Um convite à exploração

Autor: Marcelo Delvaux

Guia profissional de montanha, com título de “Guía Superior de Montaña” obtido na EPGAMT. Guia de montanha associado à AAGM e à AAGPM e credenciado no Parque Provincial Aconcagua. Possui mais de 150 cumes de alta montanha em seu currículo, com 12 cumes no Aconcagua, a montanha mais alta das Américas.



O perfil dos praticantes de montanhismo, principalmente nas ascensões de alta montanha, mudou substancialmente nas últimas 3 décadas com o surgimento e desenvolvimento do modelo de expedições comerciais difundido em diversas partes do mundo. De um modo geral, poderíamos dizer que até a década de 1980 predominava outro modelo, que iremos denominar de “montanhismo de exploração”, cujas características básicas eram o mapeamento de áreas montanhosas pouco conhecidas, a conquista de cumes virgens, a abertura de novas rotas e a busca de novos níveis de performance, segundo o ponto de vista esportivo, como a escalada de vias com graus de dificuldade cada vez mais elevados ou a ascensão das grandes montanhas do Himalaia sem o uso de oxigênio suplementar.



De certo modo, antes do aparecimento das expedições comerciais, o montanhismo era uma prática elitizada, reservada aos “iniciados”: para subir uma montanha que envolvesse algum tipo de dificuldade era necessário ter experiência e domínio técnico. Não bastava, simplesmente, possuir os meios financeiros para a realização da atividade, era preciso saber escalar, pois a disponibilidade dos serviços de guias de montanha se restringia a poucos lugares do mundo, como em alguns locais dos Alpes.



Os montanhistas que se aventuravam na alta montanha, geralmente, eram escaladores técnicos que haviam acumulado experiência ao longo dos anos e buscavam novos desafios dentro de uma ótica que encarava o montanhismo como um esporte, para o qual, continuamente, se impunha novas metas. E, enquanto atividade esportiva, era uma prática que envolvia um progresso gradual de aprendizado e melhoria de performance. Os clubes de montanhismo, nesse período, exerciam um papel importante na iniciação de seus membros, realizando cursos e organizando expedições exploratórias em diversas partes do mundo.

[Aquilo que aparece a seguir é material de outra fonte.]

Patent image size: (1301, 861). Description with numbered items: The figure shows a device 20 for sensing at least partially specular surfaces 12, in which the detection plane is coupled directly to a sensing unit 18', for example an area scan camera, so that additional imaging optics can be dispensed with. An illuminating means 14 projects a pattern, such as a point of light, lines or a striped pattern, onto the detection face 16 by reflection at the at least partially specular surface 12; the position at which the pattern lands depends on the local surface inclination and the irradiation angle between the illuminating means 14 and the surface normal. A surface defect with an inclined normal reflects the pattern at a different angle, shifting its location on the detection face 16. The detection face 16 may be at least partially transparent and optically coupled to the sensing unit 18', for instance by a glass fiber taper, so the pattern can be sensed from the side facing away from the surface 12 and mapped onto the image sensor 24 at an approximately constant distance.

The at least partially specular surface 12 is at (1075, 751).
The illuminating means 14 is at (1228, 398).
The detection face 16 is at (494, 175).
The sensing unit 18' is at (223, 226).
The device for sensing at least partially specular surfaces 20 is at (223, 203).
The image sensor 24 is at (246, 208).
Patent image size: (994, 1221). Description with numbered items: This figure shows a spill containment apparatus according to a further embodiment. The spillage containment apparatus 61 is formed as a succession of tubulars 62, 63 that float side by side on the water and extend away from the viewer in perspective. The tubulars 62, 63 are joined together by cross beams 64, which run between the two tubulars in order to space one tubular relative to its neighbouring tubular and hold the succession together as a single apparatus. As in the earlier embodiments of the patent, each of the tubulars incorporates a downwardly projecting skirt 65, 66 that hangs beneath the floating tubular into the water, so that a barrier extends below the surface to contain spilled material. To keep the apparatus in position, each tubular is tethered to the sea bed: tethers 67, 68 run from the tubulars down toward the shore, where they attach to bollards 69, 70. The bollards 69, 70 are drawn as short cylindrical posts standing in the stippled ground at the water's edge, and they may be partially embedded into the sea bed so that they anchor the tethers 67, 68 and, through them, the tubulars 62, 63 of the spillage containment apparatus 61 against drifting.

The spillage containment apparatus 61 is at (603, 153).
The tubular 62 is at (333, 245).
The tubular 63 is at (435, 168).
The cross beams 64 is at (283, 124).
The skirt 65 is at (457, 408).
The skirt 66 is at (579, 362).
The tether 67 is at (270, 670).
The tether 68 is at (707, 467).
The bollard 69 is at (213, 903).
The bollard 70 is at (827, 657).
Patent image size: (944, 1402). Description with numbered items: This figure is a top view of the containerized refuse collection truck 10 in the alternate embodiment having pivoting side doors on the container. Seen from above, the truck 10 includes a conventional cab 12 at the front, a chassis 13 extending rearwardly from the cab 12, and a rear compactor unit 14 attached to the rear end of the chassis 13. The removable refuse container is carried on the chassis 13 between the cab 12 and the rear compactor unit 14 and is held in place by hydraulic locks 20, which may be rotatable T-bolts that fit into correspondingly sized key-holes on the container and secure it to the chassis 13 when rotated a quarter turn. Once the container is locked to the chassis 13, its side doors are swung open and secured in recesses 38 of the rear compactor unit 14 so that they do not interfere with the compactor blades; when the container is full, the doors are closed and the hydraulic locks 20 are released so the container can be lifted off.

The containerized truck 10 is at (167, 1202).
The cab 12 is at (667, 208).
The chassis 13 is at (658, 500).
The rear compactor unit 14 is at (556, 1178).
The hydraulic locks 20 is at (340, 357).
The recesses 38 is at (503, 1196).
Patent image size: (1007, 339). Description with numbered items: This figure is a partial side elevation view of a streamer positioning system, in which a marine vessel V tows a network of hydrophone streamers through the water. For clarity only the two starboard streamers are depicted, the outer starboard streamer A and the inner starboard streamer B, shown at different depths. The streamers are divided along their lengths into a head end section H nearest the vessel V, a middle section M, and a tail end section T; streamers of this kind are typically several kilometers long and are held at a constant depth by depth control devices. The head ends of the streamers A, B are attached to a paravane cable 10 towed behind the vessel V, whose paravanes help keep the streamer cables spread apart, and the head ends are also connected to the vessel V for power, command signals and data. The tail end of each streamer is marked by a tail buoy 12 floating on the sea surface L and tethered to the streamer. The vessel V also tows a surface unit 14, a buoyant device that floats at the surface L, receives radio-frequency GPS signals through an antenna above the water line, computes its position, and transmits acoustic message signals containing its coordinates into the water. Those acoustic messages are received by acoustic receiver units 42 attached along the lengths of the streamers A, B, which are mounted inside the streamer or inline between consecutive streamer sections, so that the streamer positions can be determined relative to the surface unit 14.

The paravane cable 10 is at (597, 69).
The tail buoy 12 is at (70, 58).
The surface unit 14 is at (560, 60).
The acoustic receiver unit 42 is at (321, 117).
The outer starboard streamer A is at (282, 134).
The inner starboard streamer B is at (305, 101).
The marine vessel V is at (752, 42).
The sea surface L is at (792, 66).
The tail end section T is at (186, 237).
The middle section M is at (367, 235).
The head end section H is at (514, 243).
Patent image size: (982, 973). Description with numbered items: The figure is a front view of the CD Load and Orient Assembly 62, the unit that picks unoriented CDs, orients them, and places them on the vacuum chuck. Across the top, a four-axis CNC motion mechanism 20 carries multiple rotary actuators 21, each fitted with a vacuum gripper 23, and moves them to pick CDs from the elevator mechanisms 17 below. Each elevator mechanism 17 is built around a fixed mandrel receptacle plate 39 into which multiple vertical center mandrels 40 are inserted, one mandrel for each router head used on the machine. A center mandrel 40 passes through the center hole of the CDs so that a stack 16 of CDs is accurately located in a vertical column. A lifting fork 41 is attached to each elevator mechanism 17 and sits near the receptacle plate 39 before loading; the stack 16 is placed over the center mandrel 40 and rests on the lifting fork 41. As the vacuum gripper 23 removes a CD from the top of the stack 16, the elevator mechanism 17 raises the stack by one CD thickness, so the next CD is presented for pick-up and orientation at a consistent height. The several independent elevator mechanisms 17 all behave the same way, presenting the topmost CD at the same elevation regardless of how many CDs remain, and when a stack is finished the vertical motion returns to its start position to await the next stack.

Com o surgimento das expedições comerciais no Himalaia na década de 1990, e com a exportação desse modelo de expedição para outras regiões, o cenário mudou. As grandes montanhas já não eram mais um lugar reservado aos escaladores e montanhistas de elite, trazendo a possibilidade de que qualquer pessoa com um preparo físico adequado e condições financeiras para bancar os custos de uma expedição pudesse subir montanhas como o Everest e o Aconcagua. O novo modelo de expedição comercial ganhou força com o aparecimento do projeto Sete Cumes, criado, não por acaso, por dois “não montanhistas” (no sentido que o termo montanhista possuía na fase anterior às expedições comerciais).



Apesar de que ainda hoje os custos envolvidos na prática do montanhismo continuam elevados, o modelo de expedição comercial foi responsável por uma certa “popularização” do montanhismo, impulsionando o desenvolvimento do mercado de equipamentos e roupas, a melhoria significativa da qualidade dos materiais e a profissionalização dos serviços de guias de montanha.



Nessa série de artigos iremos analisar as características do montanhismo de exploração, fazendo uma comparação com o contexto atual, marcado pela profusão das expedições comerciais de alta montanha, na tentativa de responder a seguinte questão: ainda é possível praticar o montanhismo de exploração em nossos dias? Por ora, já antecipamos a resposta a essa pergunta dizendo sim, é possível! A exploração encontra-se no DNA do montanhismo e o “espírito de exploração”, mais do que “o cume a qualquer custo”, é o que deveria inspirar e motivar as novas gerações de montanhistas.